SOCIÉTÉ
Article paru
le 11 mars 2010
Quand l’anormal rejoint le criminel
L’ouverture prochaine à Lyon d’une unité réservée aux prisonniers au cœur de l’hôpital psychiatrique du Vinatier a suscité un riche débat autour de la criminalisation de la déviance.
Plus de trois cents personnes se sont pressées, mardi soir, dans la salle des organisations de l’hôpital du Vinatier, à Lyon, pour la « nuit blanche de résistance » à la première unité d’hospitalisation spécialement aménagée (UHSA) et à l’instrumentalisation de la psychiatrie au service de la politique sécuritaire. L’UHSA devrait officiellement améliorer les soins délivrés jusqu’à présent en prison aux détenus malades mentaux. L’administration pénitentiaire y contrôlera les entrées et sorties de prisonniers, le « maintien de l’ordre » et la surveillance. L’équipe médicale, selon le professeur Lamothe, responsable de l’unité, garderait la liberté de choix des patients et se verrait garantie la confidentialité des soins. Une structure hybride, dénonce la CGT, qui mélange des catégories professionnelles de traditions, de fonctions et de statuts différents et parfois contradictoires, et où le pénitentiaire a toutes les chances de prédominer.
L’apparition des UHSA aujourd’hui s’inscrit dans la logique, dénoncée par Michel Foucault, où le criminel et l’anormal se rejoignent comme ennemis de la société. Une logique que le Conseil national de la Résistance et ses héritiers ont tenté de battre en brèche, a expliqué le psychiatre Jean Darraud. « Mais aujourd’hui, tout cet édifice est menacé, ciblé par la politique de la peur et de l’hôpital entreprise, axée sur la liquidation des acquis du CNR… Et ce alors que, de toute façon, enfermer les schizophrènes n’a jamais rassuré les paranoïaques. » Représentant du PCF sur ces questions, Serge Klopp a rappelé les conséquences de « la criminalisation de la déviance ». « Elle fait considérer comme des délits des faits autrefois classés sans suite et octroie aux patients la peine maximum parce qu’ils ont des antécédents psychiatriques et qu’ils récidivent ».

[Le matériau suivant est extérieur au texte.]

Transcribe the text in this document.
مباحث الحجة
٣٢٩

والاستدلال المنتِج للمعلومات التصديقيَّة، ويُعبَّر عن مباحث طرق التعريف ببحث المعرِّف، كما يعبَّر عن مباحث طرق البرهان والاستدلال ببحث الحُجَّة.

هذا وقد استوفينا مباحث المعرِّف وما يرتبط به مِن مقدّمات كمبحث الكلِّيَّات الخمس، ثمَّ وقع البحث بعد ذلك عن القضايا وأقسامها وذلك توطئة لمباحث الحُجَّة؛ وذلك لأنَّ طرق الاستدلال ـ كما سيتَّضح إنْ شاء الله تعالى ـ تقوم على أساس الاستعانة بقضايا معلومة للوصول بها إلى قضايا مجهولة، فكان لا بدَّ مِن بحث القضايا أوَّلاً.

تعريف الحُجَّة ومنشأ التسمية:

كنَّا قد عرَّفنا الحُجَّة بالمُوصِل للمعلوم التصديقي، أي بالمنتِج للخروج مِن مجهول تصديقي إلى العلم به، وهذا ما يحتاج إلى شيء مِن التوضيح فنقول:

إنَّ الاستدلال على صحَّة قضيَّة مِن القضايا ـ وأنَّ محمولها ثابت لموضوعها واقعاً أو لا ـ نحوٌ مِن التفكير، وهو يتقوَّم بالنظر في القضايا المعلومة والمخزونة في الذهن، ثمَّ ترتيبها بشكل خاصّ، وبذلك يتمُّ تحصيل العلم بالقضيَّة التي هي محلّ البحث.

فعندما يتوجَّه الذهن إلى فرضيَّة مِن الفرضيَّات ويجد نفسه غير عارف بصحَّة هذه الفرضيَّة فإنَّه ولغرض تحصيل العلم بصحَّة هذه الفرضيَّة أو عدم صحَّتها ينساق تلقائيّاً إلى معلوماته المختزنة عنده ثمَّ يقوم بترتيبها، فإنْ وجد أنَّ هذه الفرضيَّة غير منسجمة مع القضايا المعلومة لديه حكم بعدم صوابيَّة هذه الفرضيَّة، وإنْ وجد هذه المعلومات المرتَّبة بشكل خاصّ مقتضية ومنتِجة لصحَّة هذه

Dans le public, les remarques se sont succédé sur la culpabilisation, la marginalisation des pauvres, la dégradation des soins hospitaliers, le besoin d’agir, d’élargir et d’approfondir le débat. « Parce qu’à travers les patients et la prison, c’est toute la société qui est malmenée aujourd’hui. » À telle enseigne qu’une jeune fille expliquait avoir dû abandonner son travail en soins somatiques parce qu’elle ne supportait pas qu’on la contraigne à se comporter en gardien de prison. Une éthique que n’aurait pas reniée Franz Fanon, qui passa au Vinatier avant de diriger l’hôpital de Blida puis d’abandonner la psychiatrie : cet anticolonialiste pensait ne pouvoir désaliéner que des hommes libres.